Research by housing charity Shelter previously suggested that nearly one in five private renters in England, which works out as 1.7 million people, expected they would lose their jobs in the next three months as a result of the labour market chaos.
Shelter chief executive Polly Neate said: “With a huge surge in people applying for benefits and early warning signs of major job losses to come, it’s clear that Covid-19 is going to send shockwaves through our economy like never before.
“We know from our services that thousands of renters are suddenly scrambling to stay afloat, and for those who’ve become unemployed, the furlough scheme is no help at all.

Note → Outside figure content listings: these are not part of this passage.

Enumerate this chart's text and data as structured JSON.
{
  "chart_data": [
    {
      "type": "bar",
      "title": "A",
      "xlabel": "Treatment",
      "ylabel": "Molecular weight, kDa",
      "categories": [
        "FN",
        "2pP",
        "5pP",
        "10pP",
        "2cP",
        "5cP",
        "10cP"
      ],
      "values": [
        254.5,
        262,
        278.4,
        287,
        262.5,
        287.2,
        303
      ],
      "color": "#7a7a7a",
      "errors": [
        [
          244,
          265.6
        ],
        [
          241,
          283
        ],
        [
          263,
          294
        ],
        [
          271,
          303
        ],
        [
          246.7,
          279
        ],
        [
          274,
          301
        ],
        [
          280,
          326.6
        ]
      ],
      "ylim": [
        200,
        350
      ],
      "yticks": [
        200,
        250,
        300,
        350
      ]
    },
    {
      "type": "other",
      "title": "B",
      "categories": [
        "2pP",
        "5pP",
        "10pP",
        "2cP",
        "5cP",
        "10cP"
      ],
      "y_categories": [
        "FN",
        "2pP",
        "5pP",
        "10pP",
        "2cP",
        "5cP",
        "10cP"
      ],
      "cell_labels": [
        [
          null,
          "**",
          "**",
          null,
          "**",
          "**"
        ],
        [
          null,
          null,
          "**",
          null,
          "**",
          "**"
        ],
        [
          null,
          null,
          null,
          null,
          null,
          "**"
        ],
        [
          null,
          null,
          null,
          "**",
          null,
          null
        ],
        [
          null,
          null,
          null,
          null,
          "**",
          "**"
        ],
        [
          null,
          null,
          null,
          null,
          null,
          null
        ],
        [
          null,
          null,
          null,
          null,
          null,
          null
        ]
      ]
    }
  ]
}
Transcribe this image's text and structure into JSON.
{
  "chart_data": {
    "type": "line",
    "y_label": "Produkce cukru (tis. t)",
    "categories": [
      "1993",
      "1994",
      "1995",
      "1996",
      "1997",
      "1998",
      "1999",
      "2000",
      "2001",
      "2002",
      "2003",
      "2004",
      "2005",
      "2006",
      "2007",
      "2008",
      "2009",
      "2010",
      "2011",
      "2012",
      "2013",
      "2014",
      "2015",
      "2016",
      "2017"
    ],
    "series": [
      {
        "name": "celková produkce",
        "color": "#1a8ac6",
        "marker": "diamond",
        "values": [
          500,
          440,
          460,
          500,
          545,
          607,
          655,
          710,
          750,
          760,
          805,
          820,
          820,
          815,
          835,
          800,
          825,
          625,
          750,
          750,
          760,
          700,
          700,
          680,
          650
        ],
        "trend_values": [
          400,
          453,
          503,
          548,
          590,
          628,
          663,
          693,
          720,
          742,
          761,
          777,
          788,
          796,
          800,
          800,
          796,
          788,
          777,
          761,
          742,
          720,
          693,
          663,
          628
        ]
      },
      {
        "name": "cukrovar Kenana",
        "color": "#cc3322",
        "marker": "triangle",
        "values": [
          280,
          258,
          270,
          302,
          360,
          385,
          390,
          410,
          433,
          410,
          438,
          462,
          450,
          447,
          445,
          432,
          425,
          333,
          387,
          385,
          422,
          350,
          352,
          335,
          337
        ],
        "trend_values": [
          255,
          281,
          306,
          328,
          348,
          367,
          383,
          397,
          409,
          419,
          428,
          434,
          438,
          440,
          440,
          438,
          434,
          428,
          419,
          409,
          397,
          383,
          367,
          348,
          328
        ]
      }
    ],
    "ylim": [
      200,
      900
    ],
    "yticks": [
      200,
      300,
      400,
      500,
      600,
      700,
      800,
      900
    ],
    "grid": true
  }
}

Many are turning to Universal Credit in a desperate bid to pay their rent but are quickly finding out housing benefit levels are too low to break their fall.
“People paying average rents face huge shortfalls and many are racking up serious debts that put their homes at risk. Without more support, they will be swept up in a tidal wave of evictions when the government ban lifts. To prevent this, housing benefit must be increased to cover average rents and the benefit cap lifted – to give people a fighting chance.”
Earlier this month the Bank of England warned that the pandemic could plunge the country into the deepest recession in three centuries.
Jonathan Athow, deputy national statistician at the Office of National Statistics, said: “While only covering the first weeks of restrictions, our figures show Covid-19 is having a major impact on the labour market.
“In March employment held up well, as furloughed workers still count as employed, but hours worked fell sharply in late March, especially in sectors such as hospitality and construction.
“Through April, though, there were signs of falling employment as real-time tax data show the number of employees on companies’ payrolls fell noticeably, and vacancies were sharply down too, with hospitality again falling steepest.”